Investors optimistic but Valuetronics overvalued

Based on a discounted asset analysis, with assets discounted by an average of 12.3%, Valuetronics Holdings is valued at just 42 cents compared with the company’s share price of 70 cents. Its book value as at June 30 stood at 48 cents per share.

On the other hand investors could be placing a premium on Valuetronics because it is dividend-paying and in a net-cash position with 51% of its total assets in cash. Its current ratio of 2 is in the healthy range. Dividend yield is currently at 6.2% (see Chart 3); it has ranged from 4.2% to 11.9% over the past 11 years. The company’s dividend policy is to pay out 30% to 50% of its net profits.

Essentially, Valuetronics is an integrated electronics manufacturing services (EMS) provider. The company mainly provides design, engineering, manufacturing and supply chain support services to its clients and partners.

In 1QFY2020 (three months ended June 30), North America; China and Asia-Pacific; and Europe contributed 44.5%, 38.1% and 17.4% respectively to its revenue.

Not surprisingly, Valuetronics is adversely affected by the trade war between the US and China; it has said its operations are likely to be negatively affected over the next few months. For its most recent financial quarter (1QFY2020), around half of the Group’s US shipment from China was subject to a 25% tariff imposed on its customers. However, its customers are deploying diversified procurement strategies, such as assembling their products outside China, to mitigate the adverse impact of the tariffs. Valuetronics’ Vietnam expansion plan, which was implemented in June 2019, is progressing according to plan, and the company expects to stay profitable for the financial year.

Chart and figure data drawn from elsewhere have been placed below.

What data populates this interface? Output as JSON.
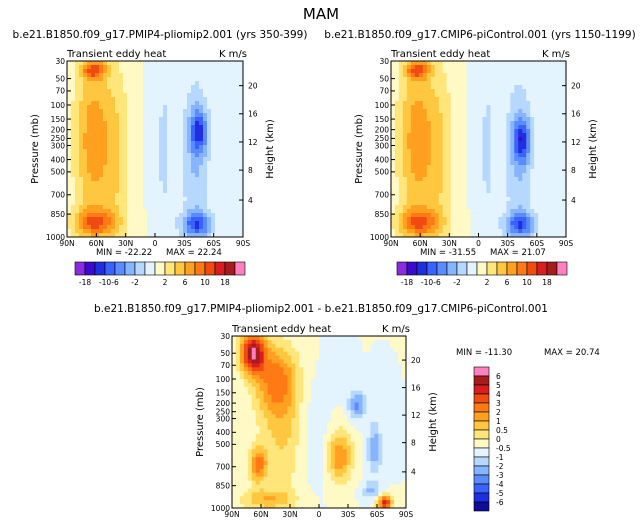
{
  "figure": {
    "season": "MAM"
  },
  "chart_data": [
    {
      "type": "heatmap",
      "id": "panel1",
      "title": "b.e21.B1850.f09_g17.PMIP4-pliomip2.001 (yrs 350-399)",
      "left_label": "Transient eddy heat",
      "right_label": "K m/s",
      "ylabel": "Pressure (mb)",
      "y2label": "Height (km)",
      "x_ticks": [
        "90N",
        "60N",
        "30N",
        "0",
        "30S",
        "60S",
        "90S"
      ],
      "y_ticks": [
        "30",
        "50",
        "70",
        "100",
        "150",
        "200",
        "250",
        "300",
        "400",
        "500",
        "700",
        "850",
        "1000"
      ],
      "y2_ticks": [
        "20",
        "16",
        "12",
        "8",
        "4"
      ],
      "min_label": "MIN = -22.22",
      "max_label": "MAX = 22.24",
      "min": -22.22,
      "max": 22.24,
      "colorbar": {
        "orientation": "horizontal",
        "ticks": [
          "-18",
          "-10",
          "-6",
          "-2",
          "2",
          "6",
          "10",
          "18"
        ]
      }
    },
    {
      "type": "heatmap",
      "id": "panel2",
      "title": "b.e21.B1850.f09_g17.CMIP6-piControl.001 (yrs 1150-1199)",
      "left_label": "Transient eddy heat",
      "right_label": "K m/s",
      "ylabel": "Pressure (mb)",
      "y2label": "Height (km)",
      "x_ticks": [
        "90N",
        "60N",
        "30N",
        "0",
        "30S",
        "60S",
        "90S"
      ],
      "y_ticks": [
        "30",
        "50",
        "70",
        "100",
        "150",
        "200",
        "250",
        "300",
        "400",
        "500",
        "700",
        "850",
        "1000"
      ],
      "y2_ticks": [
        "20",
        "16",
        "12",
        "8",
        "4"
      ],
      "min_label": "MIN = -31.55",
      "max_label": "MAX = 21.07",
      "min": -31.55,
      "max": 21.07,
      "colorbar": {
        "orientation": "horizontal",
        "ticks": [
          "-18",
          "-10",
          "-6",
          "-2",
          "2",
          "6",
          "10",
          "18"
        ]
      }
    },
    {
      "type": "heatmap",
      "id": "panel3",
      "title": "b.e21.B1850.f09_g17.PMIP4-pliomip2.001 - b.e21.B1850.f09_g17.CMIP6-piControl.001",
      "left_label": "Transient eddy heat",
      "right_label": "K m/s",
      "ylabel": "Pressure (mb)",
      "y2label": "Height (km)",
      "x_ticks": [
        "90N",
        "60N",
        "30N",
        "0",
        "30S",
        "60S",
        "90S"
      ],
      "y_ticks": [
        "30",
        "50",
        "70",
        "100",
        "150",
        "200",
        "250",
        "300",
        "400",
        "500",
        "700",
        "850",
        "1000"
      ],
      "y2_ticks": [
        "20",
        "16",
        "12",
        "8",
        "4"
      ],
      "min_label": "MIN = -11.30",
      "max_label": "MAX = 20.74",
      "min": -11.3,
      "max": 20.74,
      "colorbar": {
        "orientation": "vertical",
        "ticks": [
          "6",
          "5",
          "4",
          "3",
          "2",
          "1",
          "0.5",
          "0",
          "-0.5",
          "-1",
          "-2",
          "-3",
          "-4",
          "-5",
          "-6"
        ]
      }
    }
  ],
  "palettes": {
    "full": [
      "#8a2be2",
      "#3a0ad0",
      "#1f2fe0",
      "#3a62ff",
      "#5a8cff",
      "#86b4ff",
      "#b6d8ff",
      "#e4f4ff",
      "#fff9c6",
      "#ffe57a",
      "#ffc640",
      "#ffa020",
      "#ff7a14",
      "#f04c12",
      "#d81e1e",
      "#a51c1c",
      "#ff80c0"
    ],
    "diff": [
      "#8a2be2",
      "#100c9a",
      "#1f2fe0",
      "#3a62ff",
      "#5a8cff",
      "#86b4ff",
      "#b6d8ff",
      "#e4f4ff",
      "#fff9c6",
      "#ffe57a",
      "#ffc640",
      "#ffa020",
      "#ff7a14",
      "#f04c12",
      "#d81e1e",
      "#a51c1c",
      "#ff80c0"
    ]
  }
}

Analysts are mildly positive about Valuetronics, and have a price target of $0.75, which is a 7.2% upside from its current price of $0.70, according to Bloomberg.

Price growth versus value growth: Valuetronics looks rich

Charts 1 to 3 show the price growth of Spindex Industries, Frencken Group and Valuetronics Holdings against their weighted value growth across five periods. These five periods are 15 years, 10 years, five years, three years and one year. Ideally, for a company to be attractive, the price has to be cheap but the value must be substantial — and a chart with the weighted value growth more than the price growth will reflect this.

Therefore, it is not the shape of the curve but the levels at which the charts are at. Spindex’s value growth have weighted metrics such as net profit, retained earnings and equity, operating cash flow and free cash flow — over the five periods is higher than its price growth. This implies undervaluation. The indicator is not a forward-looking one; over the last five periods, weighted value has grown by an average of 17.7%.

For Frencken, both value growth and price growth have risen in the past five years. However, price growth has outpaced value growth. In addition, selling pressure could emerge with major shareholders who are members of fugitive financier Jho Low’s immediate family likely to divest their stake.

Based on our price-value analysis, Valuetronics’ price has grown a lot more in the past five years than its valuation, suggesting that investors are a lot more optimistic about its prospects than the company has been able to deliver. If this trend persists, Valuetronics could be overvalued.